It is unknown whether Iraqi leaders authorized the attack. Initial claims by the Iraqi government that Stark was inside the Iran–Iraq War zone were shown to be false. The motives and orders of the pilot remain unanswered. American officials have claimed he was executed, but an ex-Iraqi Air Force commander later said that the pilot who attacked Stark was not punished, and remained alive. According to Jean-Louis Bernard, author of Heroes of Bagdad, the pilot, Abdul Rhaman, not only was not punished, but received the Medal of Bravery at the end of "a joint Iraqi-American commission of inquiry." His subsequent defection is not mentioned in this book. Jean-Louis Bernard also confirms the use of a Falcon 50 during this action.

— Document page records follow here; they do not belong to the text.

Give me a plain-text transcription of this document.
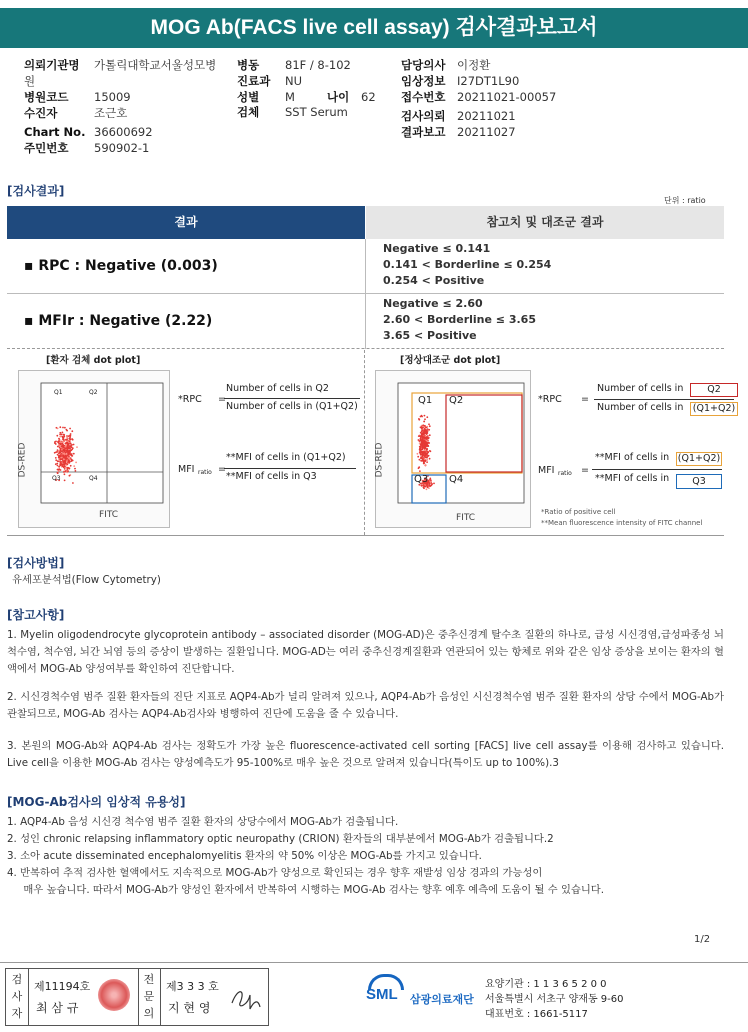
MOG Ab(FACS live cell assay) 검사결과보고서
의뢰기관명 가톨릭대학교서울성모병원
병원코드 15009
수진자	조근호
Chart No. 36600692
주민번호 590902-1
병동 81F / 8-102
진료과 NU
성별 M	나이 62
검체 SST Serum
담당의사 이정환
임상정보 I27DT1L90
접수번호 20211021-00057
검사의뢰 20211021
결과보고 20211027
[검사결과]
단위 : ratio
결과	참고치 및 대조군 결과
▪ RPC : Negative (0.003)
Negative ≤ 0.141
0.141 < Borderline ≤ 0.254
0.254 < Positive
▪ MFIr : Negative (2.22)
Negative ≤ 2.60
2.60 < Borderline ≤ 3.65
3.65 < Positive
[환자 검체 dot plot]	[정상대조군 dot plot]
Q1	Q2
Q3	Q4
DS-RED
FITC
*RPC =
Number of cells in Q2
Number of cells in (Q1+Q2)
MFI ratio =
**MFI of cells in (Q1+Q2)
**MFI of cells in Q3
Q1 Q2
Q3 Q4
DS-RED
FITC
*RPC =
Number of cells in	Q2
Number of cells in (Q1+Q2)
MFI ratio =
**MFI of cells in (Q1+Q2)
**MFI of cells in	Q3
*Ratio of positive cell
**Mean fluorescence intensity of FITC channel
[검사방법]
유세포분석법(Flow Cytometry)
[참고사항]
1. Myelin oligodendrocyte glycoprotein antibody – associated disorder (MOG-AD)은 중추신경계 탈수초 질환의 하나로, 급성 시신경염,급성파종성 뇌척수염, 척수염, 뇌간 뇌염 등의 증상이 발생하는 질환입니다. MOG-AD는 여러 중추신경계질환과 연관되어 있는 항체로 위와 같은 임상 증상을 보이는 환자의 혈액에서 MOG-Ab 양성여부를 확인하여 진단합니다.
2. 시신경척수염 범주 질환 환자들의 진단 지표로 AQP4-Ab가 널리 알려져 있으나, AQP4-Ab가 음성인 시신경척수염 범주 질환 환자의 상당 수에서 MOG-Ab가 관찰되므로, MOG-Ab 검사는 AQP4-Ab검사와 병행하여 진단에 도움을 줄 수 있습니다.
3. 본원의 MOG-Ab와 AQP4-Ab 검사는 정확도가 가장 높은 fluorescence-activated cell sorting [FACS] live cell assay를 이용해 검사하고 있습니다. Live cell을 이용한 MOG-Ab 검사는 양성예측도가 95-100%로 매우 높은 것으로 알려져 있습니다(특이도 up to 100%).3
[MOG-Ab검사의 임상적 유용성]
1. AQP4-Ab 음성 시신경 척수염 범주 질환 환자의 상당수에서 MOG-Ab가 검출됩니다.
2. 성인 chronic relapsing inflammatory optic neuropathy (CRION) 환자들의 대부분에서 MOG-Ab가 검출됩니다.2
3. 소아 acute disseminated encephalomyelitis 환자의 약 50% 이상은 MOG-Ab를 가지고 있습니다.
4. 반복하여 추적 검사한 혈액에서도 지속적으로 MOG-Ab가 양성으로 확인되는 경우 향후 재발성 임상 경과의 가능성이
매우 높습니다. 따라서 MOG-Ab가 양성인 환자에서 반복하여 시행하는 MOG-Ab 검사는 향후 예후 예측에 도움이 될 수 있습니다.
1/2
검
사
자
제11194호
최 삼 규
전
문
의
제3 3 3 호
지 현 영
SML 삼광의료재단
요양기관 : 1 1 3 6 5 2 0 0
서울특별시 서초구 양재동 9-60
대표번호 : 1661-5117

Citing lapses in training requirements and lax procedures, the U.S. Navy's board of inquiry relieved Captain Brindel of command and recommended him for court-martial, along with tactical action officer Lieutenant Basil E. Moncrief. Instead, Brindel and Moncrief received non-judicial punishment from Admiral Frank B. Kelso II and letters of reprimand. Brindel opted for early retirement while Moncrief resigned his commission after only eight years of service. The executive officer, Lieutenant Commander Raymond Gajan Jr., was detached for cause and received a letter of admonition.

==1990s==
Stark was part of the Standing Naval Forces Atlantic Fleet in 1990 before returning to the Middle East Force in 1991. Stark was attached to UNITAS in 1993 and took part in Operation Uphold Democracy and Operation Able Vigil in 1994. In 1995, Stark returned to the Middle East Force before serving with the Standing Naval Forces, Atlantic (STANAVFORLANT) in 1997 and in 1998.

Stark was decommissioned on 7 May 1999. A scrapping contract was awarded to Metro Machine Corp. of Philadelphia, Pennsylvania, on 7 October 2005. The ship was reported scrapped on 21 June 2006. Her stern plate was saved and donated to Naval Station Mayport.